[W]ith a suddenness that has taken us all by surprise, the era of cheap and abundant food appears to be drawing to a close. What this means is that you, like so many other leaders through history, will find yourself confronting the fact — so easy to overlook these past few years — that the health of a nation’s food system is a critical issue of national security. Food is about to demand your attention.Of course, these "open letters" are merely literary devices that allow a writer to use prescriptive (as opposed to descriptive) language. They are designed to provoke discussion among a publication's readers, and there is never an expectation that the intended (or imagined) recipient actually reads these things.
Except, of course, when he actually does.
From Joe Klein's sit-down interview with Obama:
I was just reading an article in the New York Times by Michael Pollen [sic] about food and the fact that our entire agricultural system is built on cheap oil. As a consequence, our agriculture sector actually is contributing more greenhouse gases than our transportation sector. And in the mean time, it's creating monocultures that are vulnerable to national security threats, are now vulnerable to sky-high food prices or crashes in food prices, huge swings in commodity prices, and are partly responsible for the explosion in our healthcare costs because they're contributing to type 2 diabetes, stroke and heart disease, obesity, all the things that are driving our huge explosion in healthcare costs.

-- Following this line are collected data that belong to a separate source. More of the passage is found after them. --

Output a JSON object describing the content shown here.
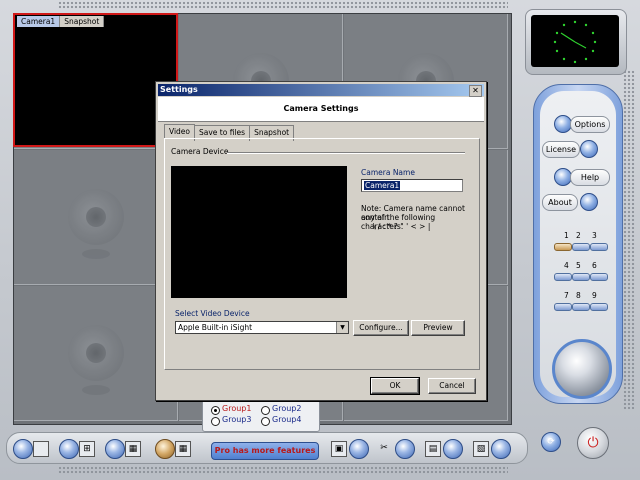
{
  "camera_tabs": [
    "Camera1",
    "Snapshot"
  ],
  "right_panel": {
    "options": "Options",
    "license": "License",
    "help": "Help",
    "about": "About",
    "group_numbers": [
      "1",
      "2",
      "3",
      "4",
      "5",
      "6",
      "7",
      "8",
      "9"
    ]
  },
  "groups": [
    "Group1",
    "Group2",
    "Group3",
    "Group4"
  ],
  "pro_badge": "Pro has more features",
  "dialog": {
    "title": "Settings",
    "close": "✕",
    "header": "Camera Settings",
    "tabs": [
      "Video",
      "Save to files",
      "Snapshot"
    ],
    "camera_device_label": "Camera Device",
    "camera_name_label": "Camera Name",
    "camera_name_value": "Camera1",
    "note_line1": "Note: Camera name cannot contain",
    "note_line2": "any of the following characters.",
    "note_line3": "\\ / : * ? \" ' < > |",
    "select_device_label": "Select Video Device",
    "device_value": "Apple Built-in iSight",
    "configure": "Configure...",
    "preview": "Preview",
    "ok": "OK",
    "cancel": "Cancel"
  }
}
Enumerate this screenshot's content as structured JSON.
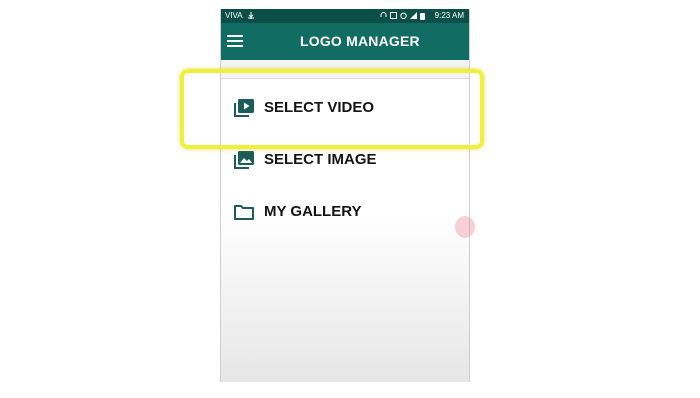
{
  "status_bar": {
    "carrier": "VIVA",
    "time": "9:23 AM",
    "icons": [
      "usb-icon",
      "headset-icon",
      "cast-icon",
      "alarm-icon",
      "signal-icon",
      "battery-icon"
    ]
  },
  "toolbar": {
    "title": "LOGO MANAGER",
    "menu_icon": "hamburger-menu-icon"
  },
  "menu": {
    "items": [
      {
        "label": "SELECT VIDEO",
        "icon": "video-library-icon"
      },
      {
        "label": "SELECT IMAGE",
        "icon": "image-library-icon"
      },
      {
        "label": "MY GALLERY",
        "icon": "folder-icon"
      }
    ]
  },
  "colors": {
    "toolbar": "#116d63",
    "status_bar": "#0b4f48",
    "icon": "#1c5d57",
    "highlight": "#f0f03a"
  }
}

I don't know what's more awesome; that we have a president-elect that has at least been introduced to Pollan's reimaginings of food or that we have a president-elect that actually reads.
As to whether Pollan's prescriptions will make an impact: we'll know if we see Michelle and the girls planting a Victory Garden in the South Lawn.
(Via Kottke.)
1 comment:
Wow. I barely had time to read it myself, but he made the time. Amazing.